The error message I received was completely new to me – “Not running in a hosted service or the Development Fabric”. My first thought was “you’ve got to be kidding me . . . now?!?” My second thought was that I had inadvertently set my web role (an ASP.NET MVC2 project) as the startup project instead of the Azure project. A quick check confirmed that my Azure project was indeed the startup project. Hmm . . . now what? I looked at my ServiceConfiguration.cscfg and ServiceDefinition.csdef files to make sure they were correct. They were. Great. I moved on with other parts of my presentation as gracefully as I could.
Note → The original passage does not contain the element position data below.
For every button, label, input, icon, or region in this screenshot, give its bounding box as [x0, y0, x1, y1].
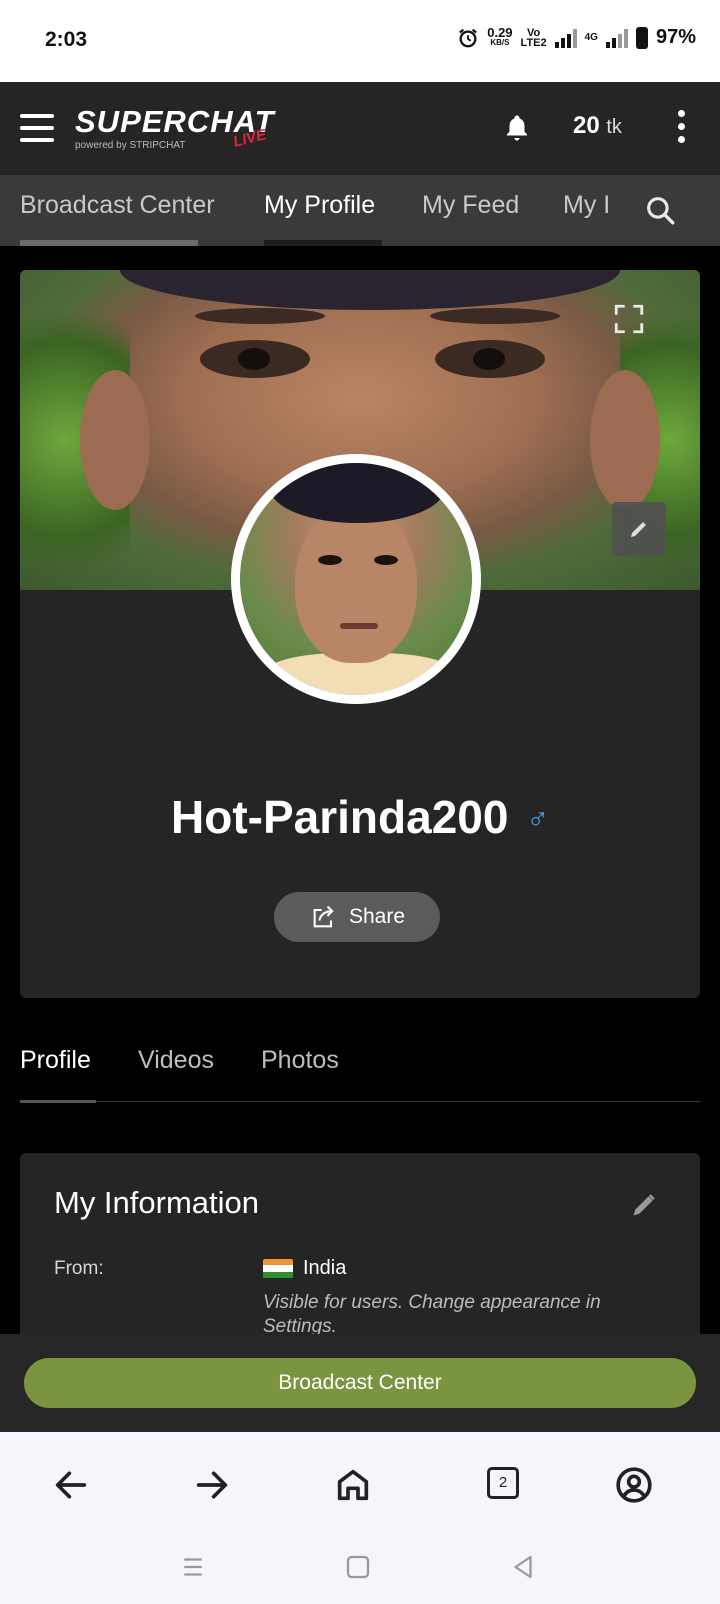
network-speed: 0.29 KB/S: [487, 24, 513, 47]
tab-my-more[interactable]: My I: [563, 191, 610, 220]
profile-username: Hot-Parinda200: [171, 791, 509, 843]
tab-profile-underline: [20, 1100, 96, 1103]
signal-icon-2: [605, 28, 628, 48]
tab-broadcast-center[interactable]: Broadcast Center: [20, 191, 215, 220]
profile-username-row: Hot-Parinda200 ♂: [20, 790, 700, 844]
tab-my-feed[interactable]: My Feed: [422, 191, 519, 220]
my-information-title: My Information: [54, 1185, 260, 1220]
tab-photos[interactable]: Photos: [261, 1046, 339, 1075]
profile-content-tabs: Profile Videos Photos: [20, 1010, 700, 1103]
status-bar: 2:03 0.29 KB/S Vo LTE2 4G 97%: [0, 0, 720, 82]
share-button[interactable]: Share: [274, 892, 440, 942]
token-value: 20: [573, 112, 600, 139]
india-flag-icon: [263, 1258, 293, 1279]
from-label: From:: [54, 1258, 104, 1279]
from-value: India: [263, 1257, 346, 1280]
search-button[interactable]: [640, 175, 720, 246]
edit-cover-button[interactable]: [612, 502, 666, 556]
tab-switcher-button[interactable]: 2: [487, 1467, 519, 1499]
profile-card: Hot-Parinda200 ♂ Share: [20, 270, 700, 998]
tab-videos[interactable]: Videos: [138, 1046, 214, 1075]
search-icon: [647, 197, 675, 225]
male-gender-icon: ♂: [526, 803, 549, 836]
account-icon[interactable]: [614, 1465, 654, 1505]
forward-arrow-icon[interactable]: [192, 1465, 232, 1505]
share-icon: [313, 905, 334, 928]
visibility-hint: Visible for users. Change appearance in …: [263, 1292, 601, 1337]
broadcast-center-button[interactable]: Broadcast Center: [24, 1358, 696, 1408]
volte-indicator: Vo LTE2: [520, 26, 547, 49]
recents-icon[interactable]: [178, 1552, 208, 1582]
fullscreen-icon[interactable]: [612, 302, 646, 336]
superchat-logo[interactable]: SUPERCHAT LIVE powered by STRIPCHAT: [75, 104, 275, 154]
browser-navigation-bar: 2: [0, 1432, 720, 1604]
tab-broadcast-center-underline: [20, 240, 198, 246]
alarm-icon: [459, 28, 478, 47]
main-nav-tabs: Broadcast Center My Profile My Feed My I: [0, 175, 720, 246]
share-label: Share: [348, 905, 406, 928]
token-balance[interactable]: 20 tk: [573, 112, 622, 140]
bell-icon[interactable]: [502, 112, 532, 144]
back-arrow-icon[interactable]: [51, 1465, 91, 1505]
more-options-icon[interactable]: [676, 110, 686, 146]
my-information-card: My Information From: India Visible for u…: [20, 1153, 700, 1353]
battery-icon: [635, 26, 648, 49]
signal-icon-1: [554, 28, 577, 48]
token-unit: tk: [606, 116, 622, 138]
status-icons: 0.29 KB/S Vo LTE2 4G 97%: [457, 26, 696, 49]
network-type: 4G: [584, 31, 598, 43]
avatar[interactable]: [231, 454, 481, 704]
tab-my-profile[interactable]: My Profile: [264, 191, 375, 220]
bottom-action-bar: Broadcast Center: [0, 1334, 720, 1432]
app-header: SUPERCHAT LIVE powered by STRIPCHAT 20 t…: [0, 82, 720, 175]
edit-information-icon[interactable]: [630, 1191, 658, 1219]
status-time: 2:03: [45, 28, 88, 51]
home-icon[interactable]: [333, 1465, 373, 1505]
system-back-icon[interactable]: [508, 1552, 538, 1582]
pencil-icon: [631, 522, 646, 537]
battery-percent: 97%: [655, 26, 696, 48]
home-square-icon[interactable]: [343, 1552, 373, 1582]
logo-subtitle: powered by STRIPCHAT: [75, 140, 186, 151]
from-country: India: [303, 1257, 347, 1279]
tab-my-profile-underline: [264, 240, 382, 246]
tab-profile[interactable]: Profile: [20, 1046, 91, 1075]
menu-icon[interactable]: [20, 114, 54, 142]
After the session was over I continued to question what went wrong. I distinctly remember quickly testing my demo prior to the presentation. I also remember closing all my extra open programs (TweetDeck, Outlook, etc.) just to make sure there were no crazy pop-ups during the presentation. As part of closing some of those programs I accidentally closed the Windows Azure Compute Emulator. I proceeded to quickly start it back up by doing so from the program menu (Start -> All Programs -> Windows Azure SDK v1.3 -> Compute Emulator). The thought being that if it was running ahead of time I could have saved a few seconds on the demo. All good, right? Yeah, I thought so too.
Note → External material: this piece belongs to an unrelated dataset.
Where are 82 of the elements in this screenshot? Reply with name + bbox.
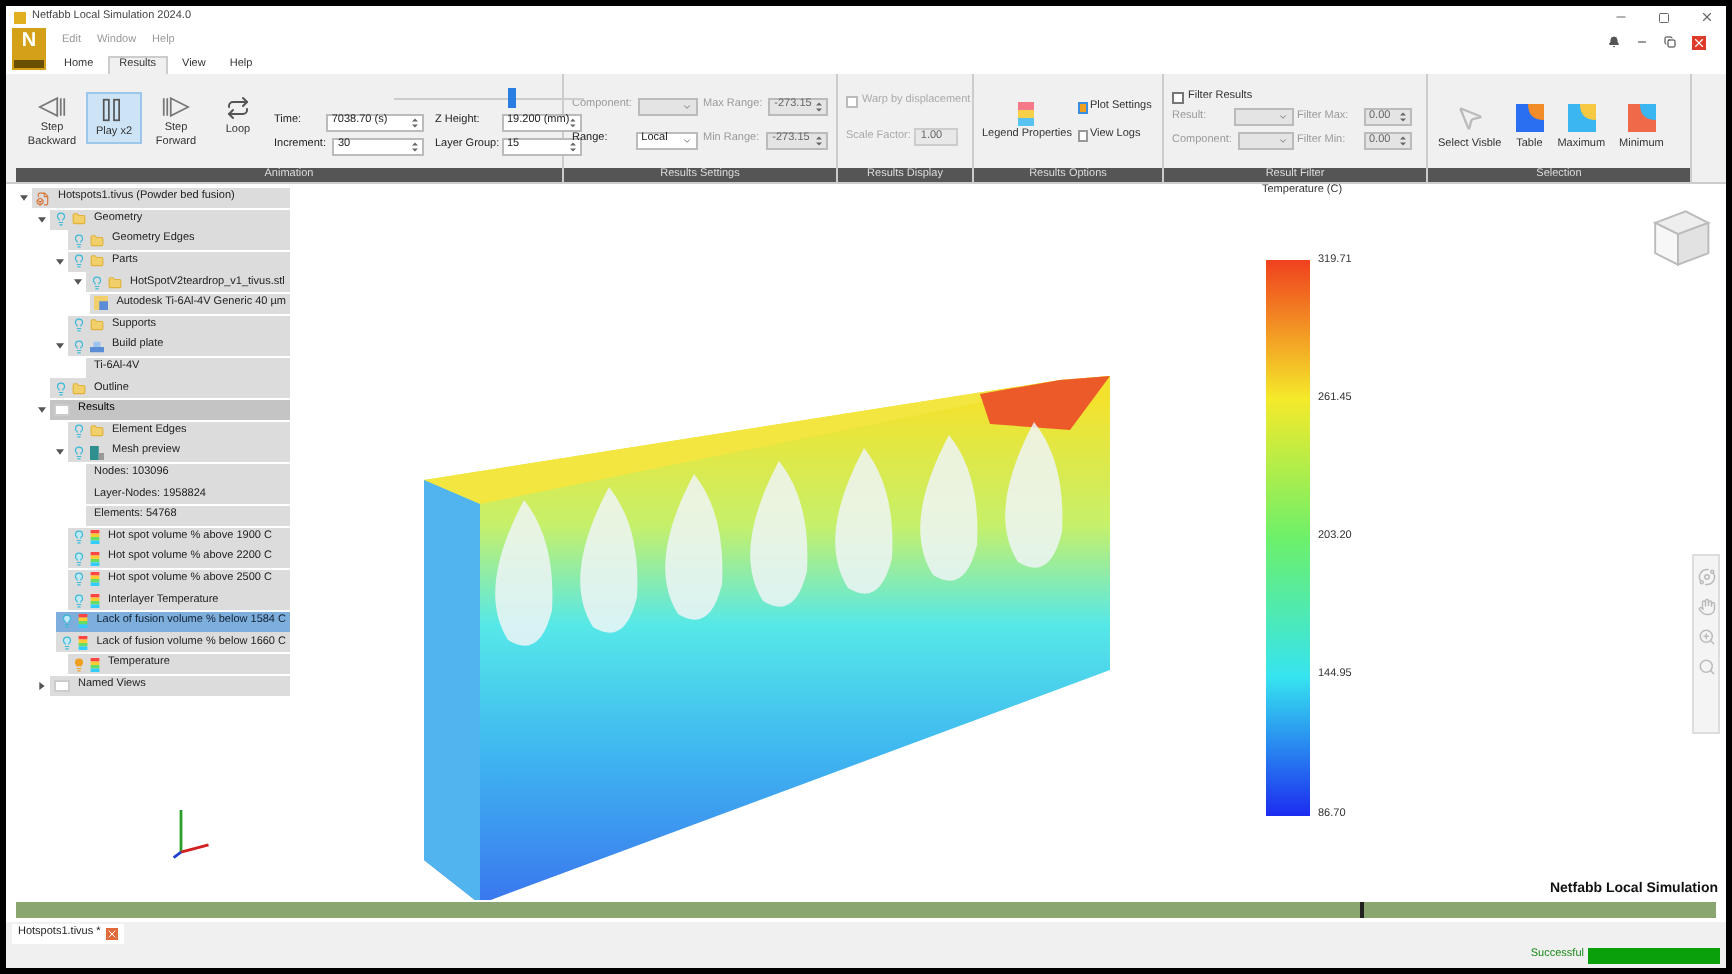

I spent some time trying to figure out what was wrong. The code looked good. The configuration looked good. I shut down everything, reopened Visual Studio, and loaded my demo project again. I fired up the project and sure enough it worked!! I did a little searching online for the error message I received. Nothing hit on it exactly, but a few were close. One post suggested that perhaps the emulator was not started as an Administrator. That’s when it hit me. I didn’t start the local Compute Emulator as an Administrator! Visual Studio automatically starts the Compute Emulator when debugging an Azure project – but only if the Compute Emulator isn’t already running. Since Visual Studio starts as an Administrator (which is needed for Windows Azure development), the Compute Emulator starts up as an Administrator too.
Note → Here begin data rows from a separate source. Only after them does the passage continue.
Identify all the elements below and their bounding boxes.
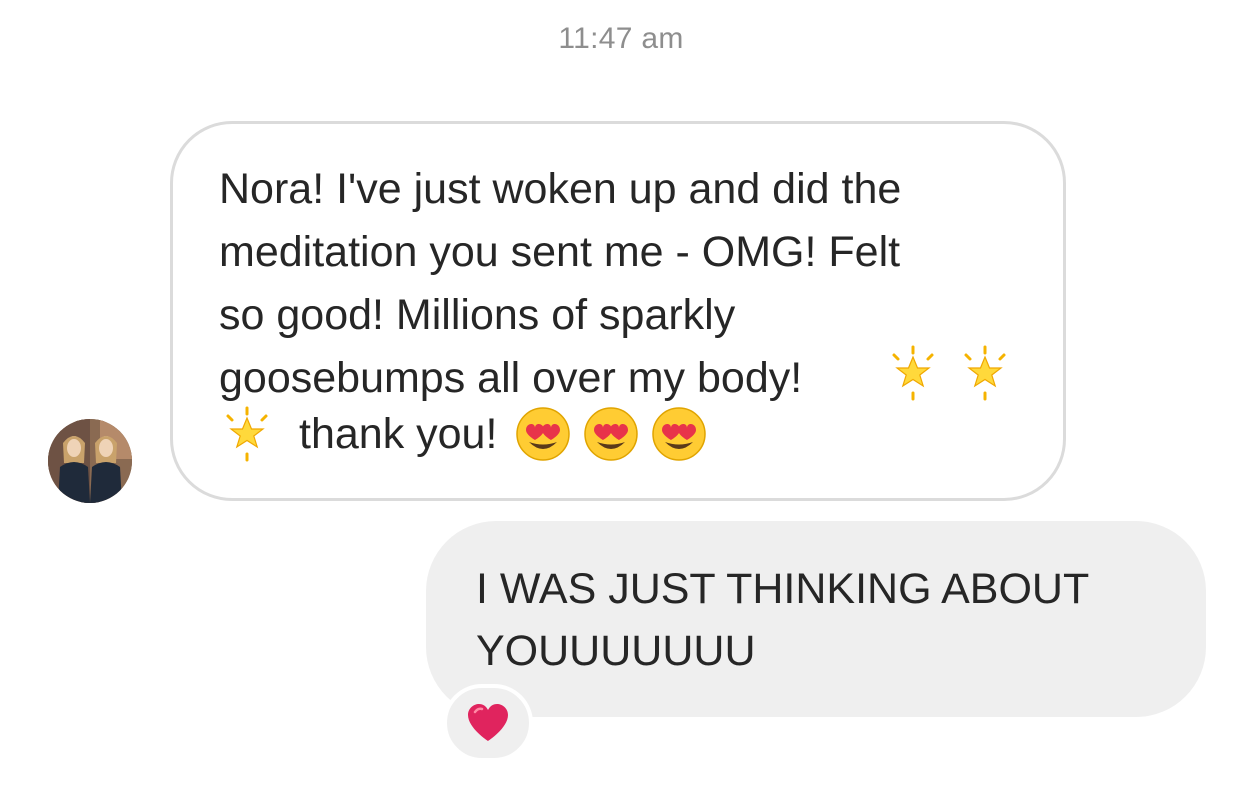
chat-thread: 11:47 am Nora! I've just woken up and di… (0, 0, 1242, 785)
outgoing-message-bubble[interactable]: I WAS JUST THINKING ABOUT YOUUUUUUU (426, 521, 1206, 717)
message-timestamp: 11:47 am (558, 22, 684, 55)
glowing-star-icon (226, 406, 268, 462)
message-reaction[interactable] (443, 684, 533, 762)
outgoing-message-text: I WAS JUST THINKING ABOUT YOUUUUUUU (476, 565, 1090, 675)
emoji-group-line4 (885, 345, 1013, 401)
emoji-group-line5: thank you! (219, 406, 707, 462)
glowing-star-icon (964, 345, 1006, 401)
heart-eyes-icon (652, 407, 707, 461)
incoming-message-bubble[interactable]: Nora! I've just woken up and did the med… (170, 121, 1066, 501)
heart-eyes-icon (584, 407, 639, 461)
thank-you-text: thank you! (299, 410, 498, 458)
avatar-photo (48, 419, 132, 503)
glowing-star-icon (892, 345, 934, 401)
heart-eyes-icon (516, 407, 571, 461)
red-heart-icon (468, 704, 508, 741)
sender-avatar[interactable] (48, 419, 132, 503)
Notice the red line of code in the error screen – “Trace.WriteLine(“hello world”);” and the message in the stack trace, “Could not create Microsoft.WindowsAzure.Diagnostics.DiagnosticMonitorTraceListener . . . . .”. Turns out this was the key. Most of the Azure diagnostics require administrative rights. Since the Windows Azure Compute Emulator was not started as an Administrator, the API calls failed.
The solution – start the Windows Azure Compute Emulator as an Administrator, or let Visual Studio start the emulator (provided Visual Studio is already running with administrative rights). I know this isn’t groundbreaking or anything, but I thought I would share my experiences in hopes it might help someone else.